Когда Кирсанов сделал ей предложение, Раиса Ивановна и обрадовалась, и забеспокоилась. Обрадовалась, потому что, какой женщине не мечтается почувствовать себя под защитой сильного человека и, не лишаясь, самостоятельности, независимости, знать, что она не одна решает трудные вопросы жизни, преодолевает тяготы, что кто-то рядом оберегает ее! В конце концов, сколько будет она все тащить на своих плечах? Ведь даже металл устает. Но возникло и сомнение: как Сережа отнесется к отчиму? Может быть, ей не следует вообще думать о личном счастье, а целиком посвятить себя сыну?
…Появление в доме Раисы Ивановны незнакомого мужчины было воспринято мальчиком с молчаливой неприязнью. Он старался не оставлять с ним мать один на один, на вопросы Кирсанова отвечал односложно, неохотно, всем своим поведением словно бы говорил: «Ты здесь лишний и чем скорее исчезнешь, тем лучше будет для меня и мамы».

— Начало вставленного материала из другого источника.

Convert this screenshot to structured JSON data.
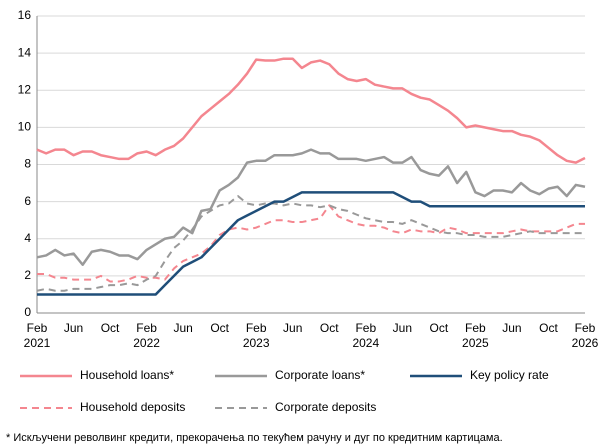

Но Виталий Андреевич делал вид, будто не замечал его настроения, предлагал свою помощь Сергею, когда надо было решить трудную задачу по алгебре, брал его на лыжные прогулки. А скоро открылось одно существенное сходство их интересов.
Сережа страстно увлекался самолетостроением: делал авиамодели, знал наизусть все данные о новых самолетах, читал журнал «Гражданская авиация», упиваясь, рассматривал схемы в «Interawia», собирал почтовые марки, связанные с воздухоплаванием.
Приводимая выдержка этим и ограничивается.